The role of XPC protein deficiency in tobacco smoke-induced DNA hypermethylation of tumor suppressor genes

DNA hypermethylation of tumor suppressor genes has been frequently observed in cancer patients, and therefore, may provide a valuable biomarker for cancer prevention and treatment. DNA hypermethylation may also provide an important mechanism in cancer progression. Lung cancer is strongly associated with exposure to environmental carcinogens, especially tobacco smoke. DNA damage generated by tobacco smoke is believed to play an important role in lung cancer development. XPC is a DNA damage recognition protein required for DNA repair and other DNA damage responses and attenuated XPC protein levels have been detected in many lung cancer patients. We studied the role of XPC protein deficiency in tobacco smoke-caused DNA hypermethylation of important tumor suppressor genes. Using both normal human fibroblasts (NF) and XPC-deficient hu man fibroblasts (XPC), our DNA methylation studies demonstrated that the XPC deficiency caused elevated levels of DNA hypermethylation in both Brca1 and Mlh1 tumor suppressor genes following exposure to tobacco smoke condensate (TSC).
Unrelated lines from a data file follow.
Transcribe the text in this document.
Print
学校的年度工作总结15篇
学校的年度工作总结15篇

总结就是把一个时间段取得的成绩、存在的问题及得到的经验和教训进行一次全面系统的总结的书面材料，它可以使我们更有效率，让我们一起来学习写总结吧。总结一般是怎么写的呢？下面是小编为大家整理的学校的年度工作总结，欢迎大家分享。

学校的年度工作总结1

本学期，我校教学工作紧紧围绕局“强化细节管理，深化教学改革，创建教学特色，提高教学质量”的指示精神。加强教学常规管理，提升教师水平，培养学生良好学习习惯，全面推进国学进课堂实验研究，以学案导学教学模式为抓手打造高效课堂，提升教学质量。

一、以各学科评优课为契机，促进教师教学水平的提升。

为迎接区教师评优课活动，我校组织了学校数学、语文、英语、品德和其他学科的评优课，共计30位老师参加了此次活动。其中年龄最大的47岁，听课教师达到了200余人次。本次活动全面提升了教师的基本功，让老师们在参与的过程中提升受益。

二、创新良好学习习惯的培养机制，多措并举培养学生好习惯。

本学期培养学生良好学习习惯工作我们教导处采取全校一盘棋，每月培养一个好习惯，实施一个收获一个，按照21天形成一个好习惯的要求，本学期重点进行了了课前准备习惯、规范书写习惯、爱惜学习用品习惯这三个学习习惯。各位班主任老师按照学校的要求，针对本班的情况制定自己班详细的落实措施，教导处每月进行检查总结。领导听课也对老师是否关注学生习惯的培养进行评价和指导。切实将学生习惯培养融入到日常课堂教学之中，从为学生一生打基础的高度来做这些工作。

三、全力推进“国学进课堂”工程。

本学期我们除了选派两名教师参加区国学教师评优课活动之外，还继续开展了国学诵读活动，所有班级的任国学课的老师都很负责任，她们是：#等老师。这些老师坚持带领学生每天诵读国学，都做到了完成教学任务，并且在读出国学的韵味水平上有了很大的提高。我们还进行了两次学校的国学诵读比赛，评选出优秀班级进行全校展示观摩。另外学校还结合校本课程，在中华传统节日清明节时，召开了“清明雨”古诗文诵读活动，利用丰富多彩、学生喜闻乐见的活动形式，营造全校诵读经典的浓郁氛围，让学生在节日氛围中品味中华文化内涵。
The results of our ChIP studies revealed that the XPC deficiency led to an increased binding of DNA methyltransferase 3A (DNMT3A) at the promoter region CpG island-containing sequences of these genes under the TSC treatment; however, this increase was partially diminished with prior treatment with caffeine. The results of our immuno-precipitation (IP) studies demonstrated a protein-protein interaction of the ATR with DNMT3A. Our western blots revealed that the XPC deficiency caused an increase in TSC-induced ATR phosphorylation at serine 428, an indicator of ATR activation. All these results suggest that XPC deficiency causes an accelerated DNA hypermethylation in important tumor suppressor genes under tobacco smoke exposure and activation of the ATR signaling pathway is involved in this DNA hypermethylation process.